Prepararse para dar a luz
Desde que tuve la suerte de encontrarme con la obstetra que me asistió al parto durante la revisión ginecológica anual, le he dado vueltas sobre cómo preparse para el parto si eres una madre primeriza. Si ya has pasado por ese trance, creo que lo enfocas de un modo diferente, desde la experiencia y la tranquilidad que te aporta tu primer hijo. Pero antes, cuando estaba embarazada y trataba de prepararme mentalmente para el nacimiento de Emma, creo que andaba algo perdida. Por eso hoy quiero compartir con vosotras las cosas que creo que funcionan y las que no fueron del todo bien.

Masaje perineal. Tu matrona te indicará cómo realizarlo y con qué (aceite de almendras, de rosa mosqueta, lubricante, etc.). En mi caso, mi matrona nos insistió mucho en que preparáramos el perineo para el parto y aseguraba que durante el embarazo este masaje es mucho más importante que realizar los ejercicios de Kegel. Con el masaje conseguimos tener la piel del perineo más elástica, facilitando la salida del bebé e incluso evitando desgarros en algunos casos.

Homeopatía. Soy fan de la homeopatía. He comprobado que con Emma funciona, así que supongo que también funcionó en el parto, acelerando el proceso de dilatación. No obstante, después olvidé seguir tomando la Arnica, que tan bien funciona para los músculos resentidos. En muchas farmacias disponen de un papel explicativo de los laboratorios Boiron que explica qué tomar, cuánto gránulos y cuándo empezar y acabar.

Postura a cuatro patas. He aquí mi gran error. Después de la revisión ginecológica y entender que Emma no efectuó el último giro durante la fase del expulsivo, he leído en la revista Obstare que durante las últimas semanas del embarazo ayuda que la madre esté como mínimo veinte minutos a cuatro patas todos los días. Es decir, que el mejor ejercicio de preparación al parto es fregar el suelo con las manos y un trapo o sembrar tomates.
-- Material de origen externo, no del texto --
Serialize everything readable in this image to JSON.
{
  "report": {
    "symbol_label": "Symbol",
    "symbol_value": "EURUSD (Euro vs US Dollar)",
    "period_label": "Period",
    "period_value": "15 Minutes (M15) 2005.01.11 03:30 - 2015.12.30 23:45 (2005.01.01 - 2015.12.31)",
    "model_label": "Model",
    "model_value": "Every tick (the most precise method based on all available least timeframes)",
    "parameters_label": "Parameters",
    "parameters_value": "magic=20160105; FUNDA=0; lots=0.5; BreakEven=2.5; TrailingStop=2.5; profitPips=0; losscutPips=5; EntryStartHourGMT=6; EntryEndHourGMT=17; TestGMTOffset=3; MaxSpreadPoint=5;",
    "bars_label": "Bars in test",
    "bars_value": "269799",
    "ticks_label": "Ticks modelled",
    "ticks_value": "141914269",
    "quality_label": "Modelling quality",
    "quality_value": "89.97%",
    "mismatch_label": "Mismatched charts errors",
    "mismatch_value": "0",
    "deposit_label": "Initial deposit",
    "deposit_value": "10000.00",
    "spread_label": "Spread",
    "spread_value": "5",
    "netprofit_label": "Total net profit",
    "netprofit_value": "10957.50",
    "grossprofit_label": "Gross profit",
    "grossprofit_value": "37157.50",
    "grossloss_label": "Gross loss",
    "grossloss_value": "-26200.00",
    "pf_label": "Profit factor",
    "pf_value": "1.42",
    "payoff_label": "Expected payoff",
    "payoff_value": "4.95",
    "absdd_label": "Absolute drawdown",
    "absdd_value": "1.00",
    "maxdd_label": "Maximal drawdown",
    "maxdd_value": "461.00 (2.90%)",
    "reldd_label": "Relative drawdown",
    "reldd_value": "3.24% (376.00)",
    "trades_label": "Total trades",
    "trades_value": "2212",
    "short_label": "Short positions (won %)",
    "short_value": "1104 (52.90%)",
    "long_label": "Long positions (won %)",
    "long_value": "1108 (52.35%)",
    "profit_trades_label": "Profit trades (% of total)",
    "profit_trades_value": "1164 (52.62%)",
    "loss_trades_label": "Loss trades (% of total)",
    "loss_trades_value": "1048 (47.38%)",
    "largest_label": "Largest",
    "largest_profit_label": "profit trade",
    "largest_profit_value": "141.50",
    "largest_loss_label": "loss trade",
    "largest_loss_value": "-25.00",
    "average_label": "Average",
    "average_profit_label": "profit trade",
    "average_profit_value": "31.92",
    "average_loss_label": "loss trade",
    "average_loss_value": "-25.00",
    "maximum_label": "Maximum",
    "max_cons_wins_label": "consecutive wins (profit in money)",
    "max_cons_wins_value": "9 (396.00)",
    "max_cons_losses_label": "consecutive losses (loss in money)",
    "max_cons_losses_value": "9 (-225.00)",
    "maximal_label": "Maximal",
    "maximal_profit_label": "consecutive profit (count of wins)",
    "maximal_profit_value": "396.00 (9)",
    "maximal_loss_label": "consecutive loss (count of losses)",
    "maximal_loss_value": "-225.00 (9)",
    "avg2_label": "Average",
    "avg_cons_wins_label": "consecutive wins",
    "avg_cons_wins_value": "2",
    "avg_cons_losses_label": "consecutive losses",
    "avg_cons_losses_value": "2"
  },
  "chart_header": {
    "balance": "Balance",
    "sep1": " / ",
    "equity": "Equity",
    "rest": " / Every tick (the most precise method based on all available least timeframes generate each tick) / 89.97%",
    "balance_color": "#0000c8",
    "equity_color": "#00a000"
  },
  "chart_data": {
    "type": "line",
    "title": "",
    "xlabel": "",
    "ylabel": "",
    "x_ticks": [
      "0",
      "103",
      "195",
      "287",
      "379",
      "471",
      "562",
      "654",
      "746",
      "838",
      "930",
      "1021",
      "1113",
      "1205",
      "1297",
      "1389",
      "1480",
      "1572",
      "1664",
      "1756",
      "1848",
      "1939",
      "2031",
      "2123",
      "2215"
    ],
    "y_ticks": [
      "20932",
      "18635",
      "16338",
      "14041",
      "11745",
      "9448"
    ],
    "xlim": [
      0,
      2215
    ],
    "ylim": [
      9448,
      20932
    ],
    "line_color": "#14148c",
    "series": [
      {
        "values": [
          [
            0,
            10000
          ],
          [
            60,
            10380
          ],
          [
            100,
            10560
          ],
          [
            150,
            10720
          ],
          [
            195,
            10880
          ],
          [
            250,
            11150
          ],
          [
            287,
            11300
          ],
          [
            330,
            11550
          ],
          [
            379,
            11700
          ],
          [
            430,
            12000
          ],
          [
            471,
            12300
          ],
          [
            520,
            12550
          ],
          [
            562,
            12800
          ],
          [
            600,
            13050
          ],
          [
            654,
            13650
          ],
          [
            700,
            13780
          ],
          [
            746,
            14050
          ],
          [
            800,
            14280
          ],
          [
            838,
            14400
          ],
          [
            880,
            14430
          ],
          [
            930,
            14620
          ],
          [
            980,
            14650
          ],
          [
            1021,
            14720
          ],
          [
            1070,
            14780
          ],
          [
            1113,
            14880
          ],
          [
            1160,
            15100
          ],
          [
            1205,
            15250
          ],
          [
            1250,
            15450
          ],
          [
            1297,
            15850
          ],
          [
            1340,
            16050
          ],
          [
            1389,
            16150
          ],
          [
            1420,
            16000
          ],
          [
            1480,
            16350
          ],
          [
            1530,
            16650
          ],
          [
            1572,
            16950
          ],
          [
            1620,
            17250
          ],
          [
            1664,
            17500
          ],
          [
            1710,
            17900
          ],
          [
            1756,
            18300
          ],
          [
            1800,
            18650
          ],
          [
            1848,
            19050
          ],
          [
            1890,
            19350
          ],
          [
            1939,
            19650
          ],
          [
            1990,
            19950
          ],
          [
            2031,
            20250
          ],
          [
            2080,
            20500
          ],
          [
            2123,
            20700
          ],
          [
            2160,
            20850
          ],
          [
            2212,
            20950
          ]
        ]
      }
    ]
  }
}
También lo sugería mi DVD de yoga prenatal, que dejé de practicar cuando la barriga abultaba demasiado. Ahora, sin ninguna duda, me forzaría cada día a pasar unos minutos en esta postura y motivar al bebé a ponerse correctamente. Es decir, con la cabeza hacia abajo y mirando hacia mi culete. La posición del bebé durante el parto es probablemente el factor determinante para que no termine en parto instrumental o cesárea.

Tranquilidad. Lo dicen todas las lectoras, es la clave para afrontar un parto. A ello le añadiría tener confianza en el equipo médico que te atiende. Desde la matrona y el ginecólogo que te controlan el embarazo hasta los que te asisten en el hospital.
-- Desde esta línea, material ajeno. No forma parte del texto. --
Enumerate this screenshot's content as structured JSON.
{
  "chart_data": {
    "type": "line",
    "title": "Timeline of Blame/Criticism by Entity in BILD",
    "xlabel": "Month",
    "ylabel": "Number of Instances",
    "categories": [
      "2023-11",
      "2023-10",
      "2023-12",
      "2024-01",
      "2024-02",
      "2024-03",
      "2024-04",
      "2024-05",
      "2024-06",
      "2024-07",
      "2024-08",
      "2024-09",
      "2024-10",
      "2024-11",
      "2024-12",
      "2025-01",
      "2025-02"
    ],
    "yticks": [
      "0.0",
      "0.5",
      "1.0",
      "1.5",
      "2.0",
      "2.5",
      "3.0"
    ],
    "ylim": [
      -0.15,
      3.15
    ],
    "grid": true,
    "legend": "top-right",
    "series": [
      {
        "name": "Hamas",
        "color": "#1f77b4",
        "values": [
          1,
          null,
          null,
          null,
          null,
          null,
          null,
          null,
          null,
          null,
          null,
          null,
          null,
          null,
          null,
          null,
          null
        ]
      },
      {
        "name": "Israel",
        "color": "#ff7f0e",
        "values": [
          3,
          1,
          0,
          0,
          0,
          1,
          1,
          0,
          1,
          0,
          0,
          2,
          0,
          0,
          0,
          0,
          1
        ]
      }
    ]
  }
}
Expectativas bajas. Alguna vez hemos hablado aquí que el secreto para ser feliz en la vida es tener bajas expectativas. Me parece que esa filosofía se ajusta a la perfección cuando pensamos en el parto. Si miramos las estadísticas de partos de madres primerizas en hospitales españoles, encontramos un índice importante de utilización de instrumentos en el expulsivo y cesáreas. Por tanto, no descartemos ese tipo de final para nosotras. Si ocurre, ocurre (como fue nuestro caso). Lo importante, tal y como sabiamente me recuerdan las lectoras, es que el bebé llegue bien. ¡Y para eso sólo tengo que echar un vistazo a Emma!

En la imagen, un bebé dentro, un bebé fuera. ¿Qué recomendarías vosotras a las lectoras que todavía están embarazadas? Besos.